Jean-Pierre Chauffour, économiste principal pour la région Mena à la Banque mondiale: «Dans un schéma de régime de change fixe, les réserves en devises fluctuent en fonction de l’équilibre épargne-investissement» (Ph. L’Economiste)
Avec plus de 251 milliards de dirhams de réserves de changes, le Maroc dispose d’un matelas assez confortable. Le choc pétrolier de 2014-2015 s’est apparenté à un choc positif des termes de l’échange, selon Jean-Pierre Chauffour, économiste principal pour la région Mena à la Banque mondiale. «Les déficits de la balance des paiements ne sont pas principalement liés à l’ouverture du pays mais à la gestion macroéconomique des finances publiques et de la monnaie», assure-t-il.
- L’Economiste: Les réserves de changes sont à plus de 7 mois d’importation. Comment interpréter cette embellie?
- Jean-Pierre Chauffour: L’amélioration des réserves de changes reflète celle de la balance des paiements, qui elle-même traduit l’amélioration des finances publiques. Toutes choses égales par ailleurs, la réduction du déficit budgétaire de l’Etat de 7,4% du PIB en 2012 à 3,5% du PIB (prévisions pour 2016) a contribué à diminuer le déséquilibre épargne-investissement du pays; c’est-à- dire le déséquilibre du compte courant de la balance des paiements. Au cours de la période 2013-2015, les exportations de biens et services ont crû au rythme annuel de 5,2% alors que les importations régressaient de 3,7%. Il en a découlé une nette amélioration du taux de couverture des importations et un rééquilibrage de la balance commerciale.
Le niveau des réserves de changes est ainsi le thermomètre de la gestion macroéconomique du pays. Que les déficits budgétaires se creusent, comme pendant la période 2009-2012, et ce sont les déficits extérieurs (commercial et du compte courant) qui prennent la même direction. Qu’ils s’améliorent, comme depuis 2013, et les comptes extérieurs retrouvent des couleurs.

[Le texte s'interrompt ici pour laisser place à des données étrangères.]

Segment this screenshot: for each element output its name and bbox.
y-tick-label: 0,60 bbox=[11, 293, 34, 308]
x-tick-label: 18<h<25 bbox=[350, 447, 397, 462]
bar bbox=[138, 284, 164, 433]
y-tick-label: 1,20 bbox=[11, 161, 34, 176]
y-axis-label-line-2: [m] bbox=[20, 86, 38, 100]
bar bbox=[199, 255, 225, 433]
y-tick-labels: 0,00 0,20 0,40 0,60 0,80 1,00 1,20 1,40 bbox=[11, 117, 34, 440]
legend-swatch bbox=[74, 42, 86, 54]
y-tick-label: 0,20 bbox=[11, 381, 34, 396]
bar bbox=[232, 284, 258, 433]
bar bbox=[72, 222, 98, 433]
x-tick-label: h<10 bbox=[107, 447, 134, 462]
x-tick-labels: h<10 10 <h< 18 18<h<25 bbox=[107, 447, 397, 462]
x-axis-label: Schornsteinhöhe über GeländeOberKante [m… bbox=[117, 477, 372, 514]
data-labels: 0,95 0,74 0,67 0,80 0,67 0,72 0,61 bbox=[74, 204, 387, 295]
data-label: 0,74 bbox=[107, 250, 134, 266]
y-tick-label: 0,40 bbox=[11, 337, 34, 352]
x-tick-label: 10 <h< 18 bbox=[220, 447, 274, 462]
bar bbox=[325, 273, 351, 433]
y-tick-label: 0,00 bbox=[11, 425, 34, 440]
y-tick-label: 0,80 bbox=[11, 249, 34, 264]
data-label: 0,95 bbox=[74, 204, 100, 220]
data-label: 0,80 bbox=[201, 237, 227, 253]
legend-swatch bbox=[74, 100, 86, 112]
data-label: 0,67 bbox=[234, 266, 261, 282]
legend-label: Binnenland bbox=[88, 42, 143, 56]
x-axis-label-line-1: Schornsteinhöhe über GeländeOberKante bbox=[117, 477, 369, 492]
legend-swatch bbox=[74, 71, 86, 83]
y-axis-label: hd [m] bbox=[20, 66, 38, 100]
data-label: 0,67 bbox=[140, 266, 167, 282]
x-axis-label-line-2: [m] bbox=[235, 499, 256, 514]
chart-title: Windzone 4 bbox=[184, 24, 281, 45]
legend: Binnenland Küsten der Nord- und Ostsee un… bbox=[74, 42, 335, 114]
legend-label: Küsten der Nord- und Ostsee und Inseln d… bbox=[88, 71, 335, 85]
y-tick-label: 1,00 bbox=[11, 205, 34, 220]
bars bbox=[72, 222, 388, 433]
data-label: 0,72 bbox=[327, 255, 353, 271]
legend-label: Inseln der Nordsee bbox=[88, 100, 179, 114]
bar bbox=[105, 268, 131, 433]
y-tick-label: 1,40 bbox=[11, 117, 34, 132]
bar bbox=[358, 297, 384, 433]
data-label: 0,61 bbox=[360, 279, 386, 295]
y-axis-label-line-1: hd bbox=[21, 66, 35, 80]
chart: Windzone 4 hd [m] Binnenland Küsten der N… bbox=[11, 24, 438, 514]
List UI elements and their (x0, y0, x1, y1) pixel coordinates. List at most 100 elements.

Au passage, le parallélisme dans l’évolution des déficits vient confirmer que les déficits de la balance des paiements ne sont pas principalement liés à l’ouverture du pays, comme cela avait été avancé par de nombreux observateurs au début des années 2010, mais à la gestion des finances publiques et de la monnaie.
- Quel est l’impact de la baisse du cours du pétrole sur les réserves en devises?

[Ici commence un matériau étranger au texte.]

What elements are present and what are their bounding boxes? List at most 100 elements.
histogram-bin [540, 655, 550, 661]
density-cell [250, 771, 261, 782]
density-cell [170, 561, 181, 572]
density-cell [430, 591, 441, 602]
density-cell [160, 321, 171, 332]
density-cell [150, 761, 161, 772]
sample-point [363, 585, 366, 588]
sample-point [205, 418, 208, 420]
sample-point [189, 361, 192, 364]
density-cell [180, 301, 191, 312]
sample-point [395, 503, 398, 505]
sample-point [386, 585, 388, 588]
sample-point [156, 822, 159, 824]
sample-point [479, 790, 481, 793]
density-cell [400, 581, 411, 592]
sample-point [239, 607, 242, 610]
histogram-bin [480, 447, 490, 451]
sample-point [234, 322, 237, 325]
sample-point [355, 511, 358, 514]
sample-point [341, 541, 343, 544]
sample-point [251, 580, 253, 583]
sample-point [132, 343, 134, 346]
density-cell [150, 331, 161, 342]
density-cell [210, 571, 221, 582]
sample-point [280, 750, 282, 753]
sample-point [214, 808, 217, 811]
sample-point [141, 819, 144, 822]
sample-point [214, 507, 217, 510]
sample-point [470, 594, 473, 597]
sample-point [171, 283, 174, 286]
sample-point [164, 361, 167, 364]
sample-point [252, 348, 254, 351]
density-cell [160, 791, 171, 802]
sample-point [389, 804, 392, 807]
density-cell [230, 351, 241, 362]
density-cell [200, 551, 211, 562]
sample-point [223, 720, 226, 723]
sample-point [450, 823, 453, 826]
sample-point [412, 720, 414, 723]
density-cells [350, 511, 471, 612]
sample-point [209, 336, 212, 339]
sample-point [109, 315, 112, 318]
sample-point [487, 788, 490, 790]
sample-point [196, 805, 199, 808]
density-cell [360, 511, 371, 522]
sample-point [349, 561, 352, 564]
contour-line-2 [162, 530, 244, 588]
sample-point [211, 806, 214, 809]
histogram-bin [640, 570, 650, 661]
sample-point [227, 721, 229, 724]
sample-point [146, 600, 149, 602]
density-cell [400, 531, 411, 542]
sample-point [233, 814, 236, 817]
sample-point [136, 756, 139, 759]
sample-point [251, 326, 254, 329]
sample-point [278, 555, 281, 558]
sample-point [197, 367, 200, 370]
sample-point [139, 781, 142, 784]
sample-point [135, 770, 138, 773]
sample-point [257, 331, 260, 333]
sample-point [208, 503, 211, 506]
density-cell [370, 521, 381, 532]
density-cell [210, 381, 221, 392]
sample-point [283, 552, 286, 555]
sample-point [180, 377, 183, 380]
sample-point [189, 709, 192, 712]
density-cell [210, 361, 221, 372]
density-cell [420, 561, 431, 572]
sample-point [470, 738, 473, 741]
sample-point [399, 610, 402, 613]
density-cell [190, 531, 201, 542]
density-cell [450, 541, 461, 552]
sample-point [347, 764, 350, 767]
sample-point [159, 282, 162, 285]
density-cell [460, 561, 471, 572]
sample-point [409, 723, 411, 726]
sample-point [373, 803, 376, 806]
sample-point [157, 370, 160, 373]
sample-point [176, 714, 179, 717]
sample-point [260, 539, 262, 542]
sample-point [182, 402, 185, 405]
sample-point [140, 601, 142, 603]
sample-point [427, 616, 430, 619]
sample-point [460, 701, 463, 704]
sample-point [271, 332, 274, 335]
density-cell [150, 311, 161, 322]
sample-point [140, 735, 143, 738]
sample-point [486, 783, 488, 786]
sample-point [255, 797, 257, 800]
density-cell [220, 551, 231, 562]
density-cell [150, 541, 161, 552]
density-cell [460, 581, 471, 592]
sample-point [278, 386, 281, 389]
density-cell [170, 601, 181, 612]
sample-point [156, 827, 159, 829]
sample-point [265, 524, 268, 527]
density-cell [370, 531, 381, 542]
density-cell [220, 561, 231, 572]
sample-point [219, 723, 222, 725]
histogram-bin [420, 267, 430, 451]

- La baisse des cours internationaux des produits pétroliers a sans aucun doute aidé au rétablissement des réserves de changes. Pour le Maroc, le choc pétrolier de 2014-2015 s’est apparenté à un choc positif des termes de l’échange. Là aussi, toutes choses égales par ailleurs, les Marocains et Marocaines ont vu le pouvoir d’achat de leurs exportations s’améliorer en termes d’importations. Ils ont pu ainsi consacrer davantage de leurs revenus à consommer des produits domestiques. Ceci contraste fortement avec la période précédente caractérisée par des cours élevés du pétrole dans un contexte de compensation. Au cours de cette période, le choc négatif des termes de l’échange ne s’était pas traduit par une baisse du pouvoir d’achat des ménages et de leurs importations (en raison de la compensation) mais par une baisse des réserves de changes et un endettement public supplémentaire. La libéralisation du prix des produits pétroliers devrait désormais davantage protéger les réserves de changes des fluctuations des cours internationaux du pétrole.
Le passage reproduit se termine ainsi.